Registration requirements for Intern Psychologists are noted on the application form and include providing a record of criminal convictions and three character references (one of which must be from a psychologist registered in NZ).
This registration process establishes an Intern on the Register of Psychologists for the duration of their post-graduate study, but only permits practice within the confines of that study. On successful completion of both their academic and practical (internship) qualifications the Intern can apply for full registration.
Overseas trained applicants must ensure they have been accepted into one of the Board’s accredited training programmes before applying for registration as an Intern Psychologist.
Supervision to Registration scheme (Trainee Psychologists)
This registration is for candidates who have completed formal academic qualifications that have provided them with the foundation competencies required for safe practice in the approved supervised setting, and who are entering a Board-accredited supervision scheme to achieve full registration.
This option, known as the ‘Supervision to Registration’ scheme, is currently only available to employees of the Department of Corrections and the New Zealand Defence Force. Trainee Psychologists must hold a current practising certificate, which will include supervision conditions.
Overseas trained applicants must ensure they have been accepted into one of the Board’s accredited ‘Supervision to Registration’ schemes before applying for registration as a Trainee Psychologist.

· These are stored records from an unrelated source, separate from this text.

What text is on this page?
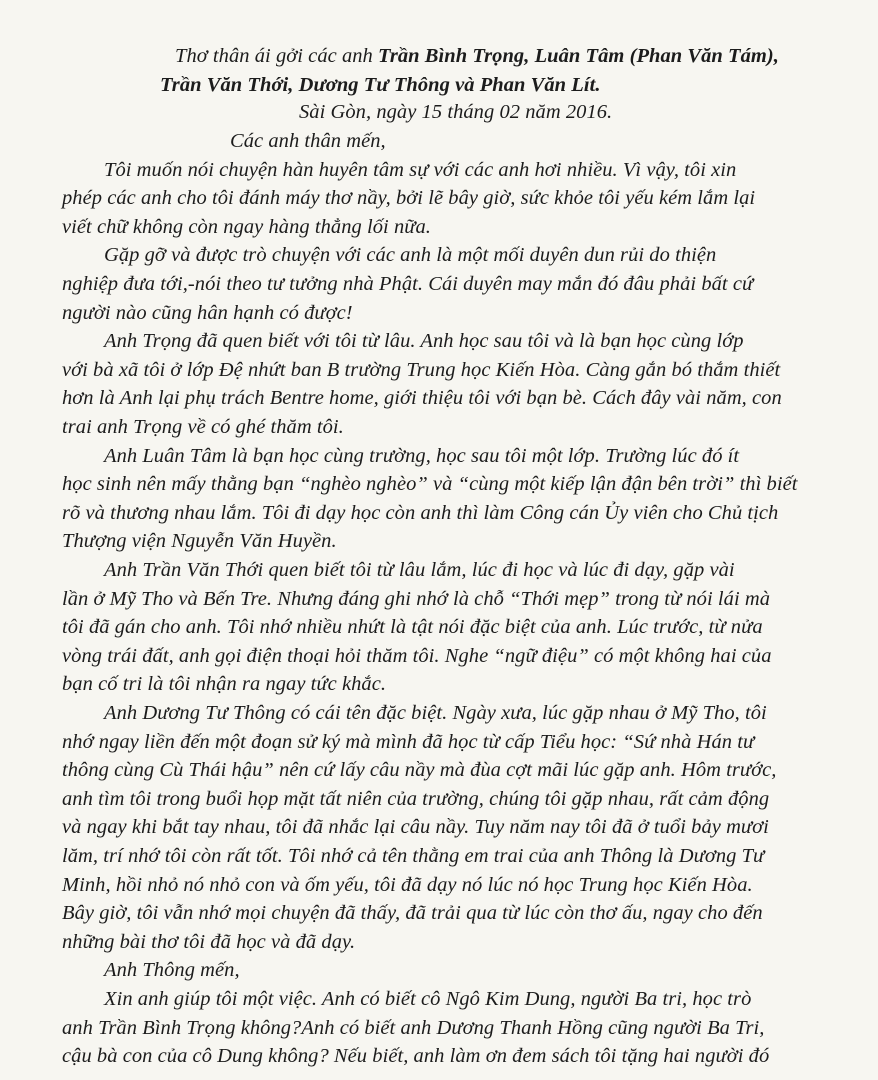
Thơ thân ái gởi các anh Trần Bình Trọng, Luân Tâm (Phan Văn Tám),
Trần Văn Thới, Dương Tư Thông và Phan Văn Lít.
Sài Gòn, ngày 15 tháng 02 năm 2016.
Các anh thân mến,
Tôi muốn nói chuyện hàn huyên tâm sự với các anh hơi nhiều. Vì vậy, tôi xin
phép các anh cho tôi đánh máy thơ nầy, bởi lẽ bây giờ, sức khỏe tôi yếu kém lắm lại
viết chữ không còn ngay hàng thẳng lối nữa.
Gặp gỡ và được trò chuyện với các anh là một mối duyên dun rủi do thiện
nghiệp đưa tới,-nói theo tư tưởng nhà Phật. Cái duyên may mắn đó đâu phải bất cứ
người nào cũng hân hạnh có được!
Anh Trọng đã quen biết với tôi từ lâu. Anh học sau tôi và là bạn học cùng lớp
với bà xã tôi ở lớp Đệ nhứt ban B trường Trung học Kiến Hòa. Càng gắn bó thắm thiết
hơn là Anh lại phụ trách Bentre home, giới thiệu tôi với bạn bè. Cách đây vài năm, con
trai anh Trọng về có ghé thăm tôi.
Anh Luân Tâm là bạn học cùng trường, học sau tôi một lớp. Trường lúc đó ít
học sinh nên mấy thằng bạn “nghèo nghèo” và “cùng một kiếp lận đận bên trời” thì biết
rõ và thương nhau lắm. Tôi đi dạy học còn anh thì làm Công cán Ủy viên cho Chủ tịch
Thượng viện Nguyễn Văn Huyền.
Anh Trần Văn Thới quen biết tôi từ lâu lắm, lúc đi học và lúc đi dạy, gặp vài
lần ở Mỹ Tho và Bến Tre. Nhưng đáng ghi nhớ là chỗ “Thới mẹp” trong từ nói lái mà
tôi đã gán cho anh. Tôi nhớ nhiều nhứt là tật nói đặc biệt của anh. Lúc trước, từ nửa
vòng trái đất, anh gọi điện thoại hỏi thăm tôi. Nghe “ngữ điệu” có một không hai của
bạn cố tri là tôi nhận ra ngay tức khắc.
Anh Dương Tư Thông có cái tên đặc biệt. Ngày xưa, lúc gặp nhau ở Mỹ Tho, tôi
nhớ ngay liền đến một đoạn sử ký mà mình đã học từ cấp Tiểu học: “Sứ nhà Hán tư
thông cùng Cù Thái hậu” nên cứ lấy câu nầy mà đùa cợt mãi lúc gặp anh. Hôm trước,
anh tìm tôi trong buổi họp mặt tất niên của trường, chúng tôi gặp nhau, rất cảm động
và ngay khi bắt tay nhau, tôi đã nhắc lại câu nầy. Tuy năm nay tôi đã ở tuổi bảy mươi
lăm, trí nhớ tôi còn rất tốt. Tôi nhớ cả tên thằng em trai của anh Thông là Dương Tư
Minh, hồi nhỏ nó nhỏ con và ốm yếu, tôi đã dạy nó lúc nó học Trung học Kiến Hòa.
Bây giờ, tôi vẫn nhớ mọi chuyện đã thấy, đã trải qua từ lúc còn thơ ấu, ngay cho đến
những bài thơ tôi đã học và đã dạy.
Anh Thông mến,
Xin anh giúp tôi một việc. Anh có biết cô Ngô Kim Dung, người Ba tri, học trò
anh Trần Bình Trọng không?Anh có biết anh Dương Thanh Hồng cũng người Ba Tri,
cậu bà con của cô Dung không? Nếu biết, anh làm ơn đem sách tôi tặng hai người đó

The Role and Value of Collegial Organisations
The Board encourages all psychologists to join at least one collegial/membership organisation (e.g., the New Zealand College of Clinical Psychologists, the New Zealand Psychological Society, Pasifikology, and/or He Paiaka Totara: Māori Psychology). Such organisations facilitate the development and maintenance of strong links to the profession (e.g., via newsletter and professional journals), offer high quality professional development opportunities, and provide a collective link to the Board. They also offer numerous other benefits, such as special pricing on indemnity insurance and annual conferences. Staying well connected and up-to-date on developments in the profession are key to maintaining safe, competent practice.